The concept of pediatric readiness takes hold in the form of two flagship projects: The National Pediatric Readiness Project for EDs and the National Prehospital Pediatric Readiness Project for EMS agencies. As part of that work, the EMSC Program begins to incorporate quality improvement through the creation of the EMSC Innovation & Improvement Center.



EMSC expands PECARN by awarding six new cooperative agreements.[1]


State Partnership Regionalization of Care Grants Funded

EMSC funds six State Partnership Regionalization of Care (SPROC) grants, an initiative to develop and implement regionalized systems of care that encompass the sharing of resources and improving access to pediatric healthcare services in tribal, territorial, insular, and rural areas.[2]

National Pediatric Readiness Project Created

In partnership with AAP, ACEP, and ENA, the EMSC Program establishes the National Pediatric Readiness Project (NPRP), a multiphase quality improvement (QI) initiative to ensure all EDs are prepared for children. The first phase of the NPRP is a national assessment of hospital EDs to help identify gaps based on the “Joint Guidelines on the Care of Children in the ED.”[3]

NEDARC and DCC combine

NEDARC and the DCC combine as one center: the EMSC Data Center.[4]


First NPRP National Assessment Conducted; Toolkit Finalized

More than 4,000 EDs participate in the NPRP assessment – a response rate of more than 82%. In late 2013, EMSC, AAP, ACEP, and ENA initiate phase two of the NPRP: the development of strategies and resources to engage EDs in QI activities, including the creation of the NPRP toolkit, which offers resources for addressing gaps identified by the assessment.[5]

Six Prehospital Care TI Grants Funded

EMSC funds six new TI grants on pediatric prehospital care, representing one of the largest investments, $5.4 million over three years, in pediatric prehospital research. [6]

PECARN Publishes CT Scan Tool

PECARN publishes a clinical prediction tool that helps clinicians identify which children with abdominal injuries do not need a CT scan.


EMSC Turns 30

EMSC celebrates 30 years with the slogan: “Then, Now, Imagine... Honoring the Past, Experiencing the Present, Visualizing the Future.” To commemorate the occasion, “Emergency Medical Services for Children: Thirty Years of Advancing High-Quality Emergency Care for Children” is published in Pediatric Emergency Care.[7]

Pediatric Disaster Guidelines for Hospitals Published

The NRC publishes “Essential Pediatric Domains and Considerations for Every Hospital’s Disaster Preparedness Policies,” which is later updated in 2022.[8]

EMSC Funding Reaches Entire United States

With the awarding of a State Partnership Program grant to American Samoa,[9] all 50 states, territories, and jurisdictions have received EMSC grant funding at some point in time.

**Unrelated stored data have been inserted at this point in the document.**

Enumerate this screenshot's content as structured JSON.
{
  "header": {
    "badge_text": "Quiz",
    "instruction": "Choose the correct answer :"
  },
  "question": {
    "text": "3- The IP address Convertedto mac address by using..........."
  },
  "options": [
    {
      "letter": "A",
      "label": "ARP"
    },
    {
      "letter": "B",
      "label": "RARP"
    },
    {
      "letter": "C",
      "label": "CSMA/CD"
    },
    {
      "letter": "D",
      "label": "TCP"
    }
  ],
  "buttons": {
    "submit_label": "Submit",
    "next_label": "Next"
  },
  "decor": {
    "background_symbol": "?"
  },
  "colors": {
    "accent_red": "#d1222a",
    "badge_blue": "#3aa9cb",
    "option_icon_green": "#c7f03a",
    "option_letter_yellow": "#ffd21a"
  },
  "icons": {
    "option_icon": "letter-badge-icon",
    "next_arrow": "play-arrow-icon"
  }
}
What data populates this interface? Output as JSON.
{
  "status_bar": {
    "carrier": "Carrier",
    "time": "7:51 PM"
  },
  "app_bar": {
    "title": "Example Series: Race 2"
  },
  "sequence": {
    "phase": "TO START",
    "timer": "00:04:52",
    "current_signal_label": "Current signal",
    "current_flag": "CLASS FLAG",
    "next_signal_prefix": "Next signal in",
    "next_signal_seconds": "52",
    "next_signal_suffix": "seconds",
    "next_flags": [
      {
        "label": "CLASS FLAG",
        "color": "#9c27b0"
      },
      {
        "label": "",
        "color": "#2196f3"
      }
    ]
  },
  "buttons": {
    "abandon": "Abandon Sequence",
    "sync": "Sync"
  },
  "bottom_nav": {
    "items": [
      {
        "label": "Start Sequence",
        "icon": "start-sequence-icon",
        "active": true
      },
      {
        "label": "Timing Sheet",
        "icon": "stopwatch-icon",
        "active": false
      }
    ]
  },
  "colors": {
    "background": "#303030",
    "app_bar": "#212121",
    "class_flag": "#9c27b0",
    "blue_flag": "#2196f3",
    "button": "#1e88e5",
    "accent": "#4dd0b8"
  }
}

Pediatric Readiness Results Published

Results from the first NPRP assessment are published in JAMA Pediatrics, indicating an average pediatric readiness score of 69 for participating hospital emergency departments (on a scale of 0-100).[10]

PECARN Expanded to Prehospital Research

PECARN expands to include prehospital research for the first time and adds six EMS affiliates.

PECARN Therapeutic Hypothermia Trial Published

PECARN teams up with the NICHD Collaborative Pediatric Critical Care Research Network and completes two trials to evaluate whether regulating body temperature improves outcomes for children after cardiac arrest, both in and out of the hospital. The studies are published in 2015[11] and 2017[12] in the New England Journal of Medicine.


EMSC Innovation and Improvement Center Established

EMSC establishes and awards a grant to create the EMSC Innovation and Improvement Center (EIIC), which is focused on accelerating the impact of the EMSC Program through quality improvement science and builds off the work of the NRC.[13]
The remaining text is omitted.